Die Berge sind gefährlicher geworden, nicht nur für Menschen, die sich im alpinen Gelände bewegen. Durch den Klimawandel kommt es zu einer Zunahme an Felsstürzen. Die Erwärmung und die Wetterextreme führen zu Gletscherabbrüchen wie jenem auf der Marmolata diesen Juli, aber auch zu Gesteinsabbrüchen. Im hochalpinen Gelände über 2500 Meter Seehöhe hält ewiges Eis die Berge zusammen. Dieser Permafrost taut und macht sie instabil.
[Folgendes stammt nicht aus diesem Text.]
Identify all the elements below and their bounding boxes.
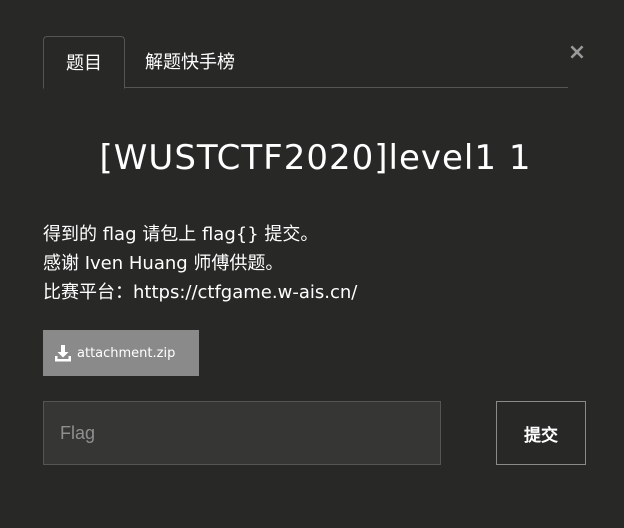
tab-bar: 题目 解题快手榜	[43, 36, 568, 89]
download-icon	[55, 345, 71, 362]
challenge-description: 得到的 flag 请包上 flag{} 提交。 感谢 Iven Huang 师傅…	[43, 220, 588, 307]
close-button[interactable]: ×	[566, 40, 588, 66]
close-icon: ×	[567, 40, 587, 65]
description-line: 得到的 flag 请包上 flag{} 提交。	[43, 224, 319, 245]
flag-input[interactable]	[43, 401, 441, 465]
description-line: 比赛平台：https://ctfgame.w-ais.cn/	[43, 282, 358, 303]
tab-solves-leaderboard[interactable]: 解题快手榜	[145, 36, 285, 88]
tab-solves-leaderboard-label: 解题快手榜	[145, 52, 235, 73]
challenge-title: [WUSTCTF2020]level1 1	[99, 137, 532, 178]
attachment-download-button[interactable]: attachment.zip	[43, 330, 199, 376]
tab-challenge[interactable]: 题目	[43, 36, 125, 89]
submit-button[interactable]: 提交	[496, 401, 586, 465]
description-line: 感谢 Iven Huang 师傅供题。	[43, 253, 284, 274]
challenge-modal: × 题目 解题快手榜 [WUSTCTF2020]level1 1 得到的 fla…	[0, 0, 624, 528]
attachment-filename: attachment.zip	[77, 345, 176, 361]
tab-challenge-label: 题目	[66, 53, 102, 74]
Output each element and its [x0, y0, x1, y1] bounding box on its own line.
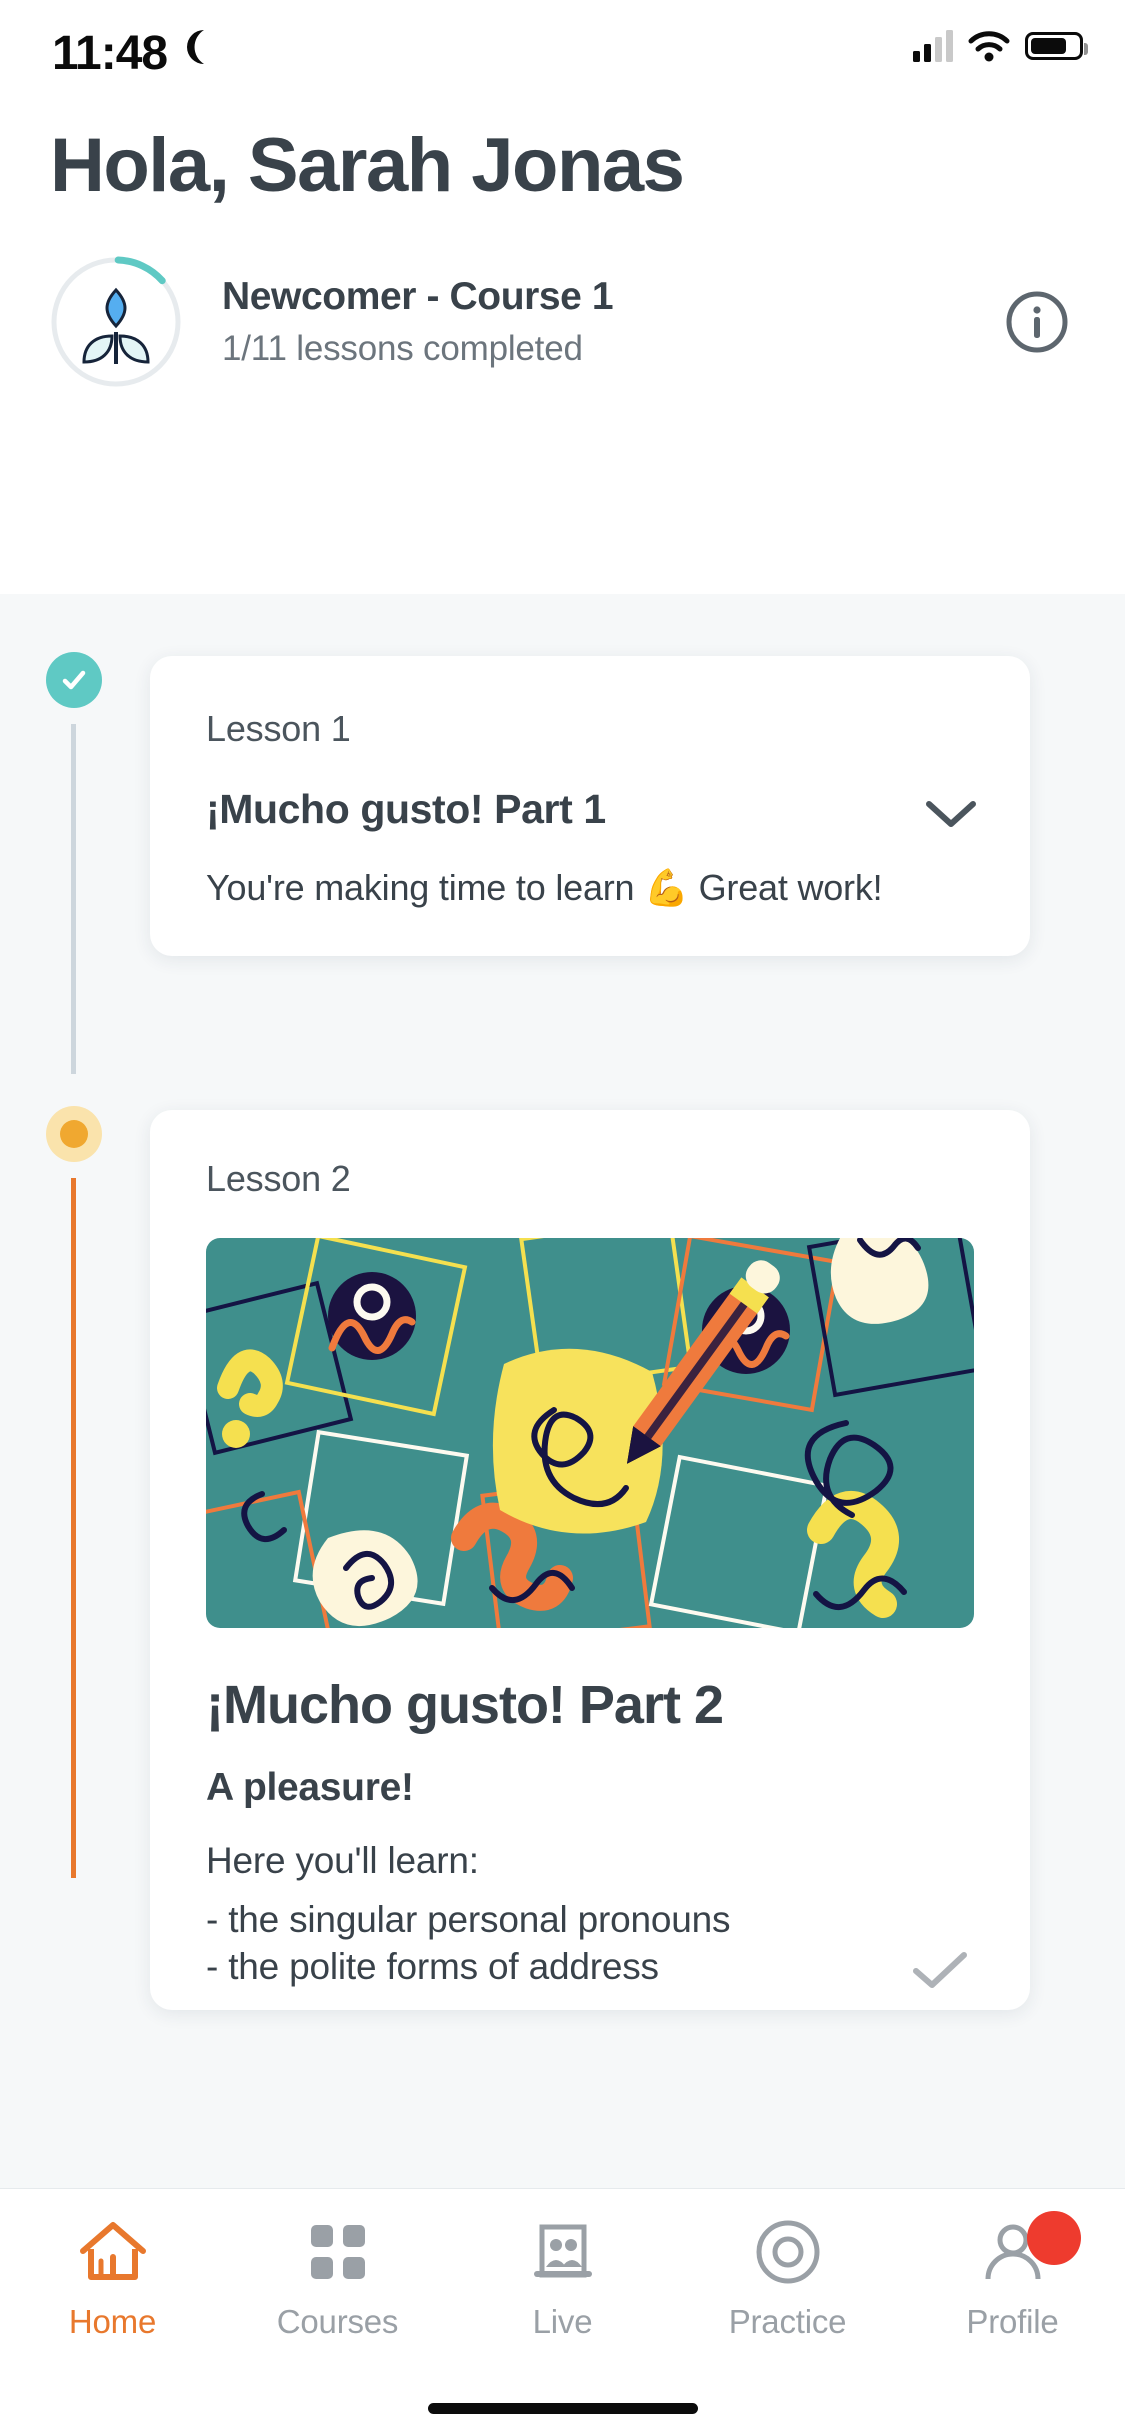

So wie 2011, als Menschen in den Bergen um das französische Chamonix in der Mittagszeit eine seltsame Staubwolke an der ikonischen Felsnadel des Petit Dru bemerkten. Der Berg ist seit Jahrzehnten ein beliebtes Ziel für Bergsportbegeisterte, klassische Kletterrouten führten durch seine steilen Wände. Der Staub zeugte von einem riesigen Felssturz, bei dem 12.000 Kubikmeter Gestein ins Tal rutschten. Verletzte gab es glücklicherweise nicht.

Der Felssturz war verhältnismäßig klein, sechs Jahre zuvor war der Berg regelrecht entzweigebrochen. Fast 300.000 Kubikmeter stürzten in die Tiefe. Die Berge bei Chamonix sind kein wildes, unkartiertes Gelände, die abgebrochene Wand enthielt beliebte Kletterrouten. Inzwischen wird in der neuen, hellen Wand wieder geklettert.

Bergstürze wie dieser sind keine Seltenheit, 2007 war es der Einserkofel in den Dolomiten, der 60.000 Kubikmeter Fels verlor, am Eiger waren es 2006 sogar 400.000 Kubikmeter. Der jüngste große Bergsturz ereignete sich auf dem Schweizer Piz Cengalo. 2017 lösten sich drei Millionen Kubikmeter Gestein und töteten acht Menschen.

Der Bergsturz am Piz Cengalo löste eine riesige Felslawine aus.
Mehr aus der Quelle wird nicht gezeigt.